The invention of the television allowed the civil rights movement to be broadcast nationally and internationally, first with the Montgomery Bus Boycott to sit-ins after schools were desegregated for racial equality. In 1957, to prove supremacy, Congress passed the Civil Rights Act but did not enforce it. This idea supports the notion that anticommunism helped the civil rights movement, but not enough, which led to marches to Washington multiple times to fight for suffrage, jobs, and end to segregation. In 1963, the SCLC marched into Birmingham to show, internationally, the unequal treatment of blacks. It became a televised event once city officials came in with police dogs and fire hoses to discourage the campaign. This campaign led to international support of the civil rights movement, especially from the USSR, paying subsidies to media forms that advocated civil rights. These images also opened the eyes of Americans and President Kennedy, who supported Congress’s notion to pass the Civil Rights Act in 1964. Hoover saw this action as a part of the Communist plan, which set his anger and paranoia even higher. Later in 1963, King and his supporters marched to the Lincoln memorial where he gave his famous speech “I Have a Dream,” which Hoover identified as Communist association. But Hoover’s anger towards King comes from racism and King’s comments in 1962 on criticizing the FBI in the South.

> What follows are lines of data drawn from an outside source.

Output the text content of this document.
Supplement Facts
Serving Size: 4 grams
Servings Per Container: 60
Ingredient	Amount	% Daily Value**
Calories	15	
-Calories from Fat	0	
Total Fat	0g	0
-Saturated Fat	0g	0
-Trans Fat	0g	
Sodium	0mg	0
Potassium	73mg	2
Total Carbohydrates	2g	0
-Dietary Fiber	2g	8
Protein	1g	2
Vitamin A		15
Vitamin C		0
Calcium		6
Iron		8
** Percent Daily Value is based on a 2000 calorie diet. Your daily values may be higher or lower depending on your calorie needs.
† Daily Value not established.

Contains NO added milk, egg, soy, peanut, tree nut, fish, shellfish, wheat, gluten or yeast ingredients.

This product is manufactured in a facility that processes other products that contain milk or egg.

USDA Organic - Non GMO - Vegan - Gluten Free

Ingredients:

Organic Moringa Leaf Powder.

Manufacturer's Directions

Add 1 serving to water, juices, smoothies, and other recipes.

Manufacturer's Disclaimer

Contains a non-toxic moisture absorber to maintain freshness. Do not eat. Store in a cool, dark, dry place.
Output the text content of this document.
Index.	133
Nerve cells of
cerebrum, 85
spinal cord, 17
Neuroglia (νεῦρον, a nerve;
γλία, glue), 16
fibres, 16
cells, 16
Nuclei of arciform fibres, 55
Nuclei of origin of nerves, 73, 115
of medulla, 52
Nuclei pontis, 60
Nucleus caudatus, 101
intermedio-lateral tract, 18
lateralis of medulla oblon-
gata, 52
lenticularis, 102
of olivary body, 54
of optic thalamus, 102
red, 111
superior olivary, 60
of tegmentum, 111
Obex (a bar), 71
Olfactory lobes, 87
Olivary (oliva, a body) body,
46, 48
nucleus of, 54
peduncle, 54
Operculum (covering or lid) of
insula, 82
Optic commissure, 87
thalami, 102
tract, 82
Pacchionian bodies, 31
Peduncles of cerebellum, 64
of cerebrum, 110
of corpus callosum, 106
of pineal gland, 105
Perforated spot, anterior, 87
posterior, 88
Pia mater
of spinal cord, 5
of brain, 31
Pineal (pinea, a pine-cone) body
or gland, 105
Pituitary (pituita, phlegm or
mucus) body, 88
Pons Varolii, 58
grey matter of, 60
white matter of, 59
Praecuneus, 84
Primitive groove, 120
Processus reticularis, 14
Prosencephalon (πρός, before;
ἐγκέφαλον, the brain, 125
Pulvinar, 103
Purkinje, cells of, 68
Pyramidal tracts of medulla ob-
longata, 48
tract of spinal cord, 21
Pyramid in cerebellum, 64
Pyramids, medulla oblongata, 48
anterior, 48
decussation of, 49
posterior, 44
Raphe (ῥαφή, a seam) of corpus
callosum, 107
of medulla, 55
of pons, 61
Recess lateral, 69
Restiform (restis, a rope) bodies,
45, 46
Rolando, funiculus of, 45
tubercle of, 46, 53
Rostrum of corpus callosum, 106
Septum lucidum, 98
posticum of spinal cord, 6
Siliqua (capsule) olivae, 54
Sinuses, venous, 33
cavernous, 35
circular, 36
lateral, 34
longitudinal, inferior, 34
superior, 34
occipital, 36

When Johnson was president, the civil rights movement found its first success with the Civil Rights Act of 1964, banning discrimination in public and workplace. However, brutality still occurred once blacks tried to vote in Alabama, called “Bloody Sunday,” causing Johnson to press Congress to pass the next success in the movement, the Voting Rights Act of 1965. Hoover, still paranoid, and despite other reports, believed King was associated with Communist party and intensified his surveillance on King and his organization. Nonetheless, international and national support for civil rights increased further when King was assassinated in 1968, ending the movement’s passive resistance and beginning the era of violence and black radicalism. This new violence, combined with the beginning of the Vietnam War, caused liberal activists to be in anti-war protests and support the Civil Rights movement that still led on until the 1990s.
E: Conclusion
Hoover’s growing paranoia and international support against discrimination brought success of the Civil Rights movement in the 1950s and 1960s. Hoover’s inadequacy in proving King’s and his followers’ communist affiliations provided more reinforcement for King’s nonviolent actions and the USSR’s ability to undermine the U.S. through supporting the movement. Through America’s fear of communism and support from the Soviets, the Civil Rights movement brought confidence to blacks as they demanded for full rights. Although the movement did not completely bring equality, blacks were determined to obtain those rights and sought to live equally in the face of opposition.